Le lièvre a mieux tenu le coup. Dieu sait pourtant qu'il est l'objectif numéro l du campagnard. Prétendre que sa fastidieuse recherche dans la plaine lorraine, où les conditions permettent mal le chien courant, soit un agrément serait s'avancer beaucoup. Elle comporte une longue suite de contremarches monotones à travers les chaumes, et mieux encore les labours, puisque le capucin aime la glèbe fraîchement retournée. Des pas, encore des pas, sur cette terre si lourde lorsque les brumes et les pluies d'automne l'ont détrempée ; de la « terre de bonne amitié », qui vous prend son homme par les brodequins, ne le lâche plus et lui met à chaque pied un bloc de glaise rousse. Rousse comme le « bourru » qui jaillira tout à l'heure, tel un diable de sa boîte. Toujours des pas lents, méthodiques, sans émotion, sans charme, à travers les sillons à grosses mottes, jusqu'à la seconde où d'un creux plus profond bondira le « bouquin » détalant haut sur pattes, les deux oreilles dressées en tours de cathédrale, confiant en la vigueur de ses jarrets d'acier. La « hase », elle, est plus rouée — elle est femme : elle se coule furtivement, ramassée en boule, les oreilles aux épaules, telle qu'elle était tout à l'heure en son gîte, confiante, semble-t-il, dans le mimétisme de sa fourrure terne pour se dérober aux vues. Alors mon cœur de débutant battait la chamade, mon fusil tremblait d'émotion, et pan ! et pan ! et mon capucin — hase ou bouquin — s'en allait emportant mon plomb.
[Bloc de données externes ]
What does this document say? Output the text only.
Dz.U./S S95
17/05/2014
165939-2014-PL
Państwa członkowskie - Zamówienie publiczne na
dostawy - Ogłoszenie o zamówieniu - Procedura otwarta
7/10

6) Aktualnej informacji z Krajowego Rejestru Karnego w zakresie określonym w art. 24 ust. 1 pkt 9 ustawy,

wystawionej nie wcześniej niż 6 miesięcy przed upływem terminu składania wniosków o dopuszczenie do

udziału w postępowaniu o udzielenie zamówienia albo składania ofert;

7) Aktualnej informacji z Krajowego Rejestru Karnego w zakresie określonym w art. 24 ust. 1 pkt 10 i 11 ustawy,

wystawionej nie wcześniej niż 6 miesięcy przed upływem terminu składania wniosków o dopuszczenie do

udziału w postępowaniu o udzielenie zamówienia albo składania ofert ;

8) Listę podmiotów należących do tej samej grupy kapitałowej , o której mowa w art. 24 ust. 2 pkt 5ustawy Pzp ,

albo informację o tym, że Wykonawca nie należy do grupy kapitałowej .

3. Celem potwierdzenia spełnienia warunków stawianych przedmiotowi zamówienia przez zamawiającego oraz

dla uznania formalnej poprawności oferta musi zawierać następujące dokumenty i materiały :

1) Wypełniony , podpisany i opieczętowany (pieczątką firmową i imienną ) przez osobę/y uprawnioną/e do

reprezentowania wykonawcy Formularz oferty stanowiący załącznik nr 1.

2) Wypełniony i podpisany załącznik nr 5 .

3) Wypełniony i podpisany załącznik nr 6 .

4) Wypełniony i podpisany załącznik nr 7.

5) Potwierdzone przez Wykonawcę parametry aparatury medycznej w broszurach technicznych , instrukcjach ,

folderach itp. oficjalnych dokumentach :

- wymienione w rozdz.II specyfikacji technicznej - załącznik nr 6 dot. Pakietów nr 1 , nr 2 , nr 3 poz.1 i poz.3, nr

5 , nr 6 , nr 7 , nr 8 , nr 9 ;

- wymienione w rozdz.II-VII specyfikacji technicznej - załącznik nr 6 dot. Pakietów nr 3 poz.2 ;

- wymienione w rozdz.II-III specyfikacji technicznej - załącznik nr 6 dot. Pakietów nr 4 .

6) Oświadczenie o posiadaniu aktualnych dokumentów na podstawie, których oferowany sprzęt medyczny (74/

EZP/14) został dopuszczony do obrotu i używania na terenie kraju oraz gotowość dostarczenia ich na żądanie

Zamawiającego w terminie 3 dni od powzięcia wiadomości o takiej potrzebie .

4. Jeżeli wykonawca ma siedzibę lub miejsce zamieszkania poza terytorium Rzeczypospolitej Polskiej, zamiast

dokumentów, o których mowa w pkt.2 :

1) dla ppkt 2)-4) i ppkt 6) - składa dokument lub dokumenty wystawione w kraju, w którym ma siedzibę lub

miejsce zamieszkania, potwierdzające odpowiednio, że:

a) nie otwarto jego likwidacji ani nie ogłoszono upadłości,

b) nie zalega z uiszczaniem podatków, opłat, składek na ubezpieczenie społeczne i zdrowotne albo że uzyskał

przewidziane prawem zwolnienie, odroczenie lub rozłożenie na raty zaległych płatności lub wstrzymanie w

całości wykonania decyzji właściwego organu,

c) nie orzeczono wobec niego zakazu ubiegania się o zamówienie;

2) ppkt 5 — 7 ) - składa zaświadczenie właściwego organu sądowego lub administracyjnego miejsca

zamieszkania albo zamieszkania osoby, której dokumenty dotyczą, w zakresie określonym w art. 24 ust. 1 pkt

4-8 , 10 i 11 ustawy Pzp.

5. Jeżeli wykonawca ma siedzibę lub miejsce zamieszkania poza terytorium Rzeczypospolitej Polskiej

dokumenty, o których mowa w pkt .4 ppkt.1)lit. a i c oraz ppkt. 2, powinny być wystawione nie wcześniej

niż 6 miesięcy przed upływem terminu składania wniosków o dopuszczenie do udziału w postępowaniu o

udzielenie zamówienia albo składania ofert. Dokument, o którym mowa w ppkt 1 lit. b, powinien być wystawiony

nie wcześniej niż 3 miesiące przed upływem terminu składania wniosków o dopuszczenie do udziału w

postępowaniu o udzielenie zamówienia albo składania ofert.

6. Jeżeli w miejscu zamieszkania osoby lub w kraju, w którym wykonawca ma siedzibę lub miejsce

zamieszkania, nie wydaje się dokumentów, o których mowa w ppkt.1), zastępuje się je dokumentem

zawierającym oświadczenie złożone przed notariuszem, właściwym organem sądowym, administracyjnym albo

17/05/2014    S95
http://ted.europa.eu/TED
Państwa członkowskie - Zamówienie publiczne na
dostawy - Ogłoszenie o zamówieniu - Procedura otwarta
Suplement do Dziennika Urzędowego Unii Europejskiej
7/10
Pourtant j'aime me souvenir du mois noir où cette lente recherche n'était pas sans attraits. En novembre, lorsque les vents glacés dépouillent les bois et font tourbillonner la feuille dorée, que souffle la bise aigre, ce vent d'Allemagne qui vous coupe la figure, alors tous les lièvres quittent le bois, apeurés par cette grêle de feuilles sèches, et s'en vont chercher l'abri du guéret le plus creux. Alors, au lieu de traîner à chaque brodequin des kilogrammes d'argile, l'on se tord les chevilles sur les grosses mottes que le gel a durcies. Mais aussi ce n'était plus un lièvre, c'étaient deux, cinq, dix parfois, qui se dérobaient sur le finage de Voirincourt — de trop loin souvent. Pour moi, près ou loin, je tirais toujours. Mais presque toujours aussi la houppette blanche filait encore plus vite, lancée sur ses grandes gigues, et me narguait. Je m'en excuse, j'en étais à mon premier permis. Aujourd’hui, hélas ! je donnerais bien cher pour en revenir au temps où je manquais mes lièvres.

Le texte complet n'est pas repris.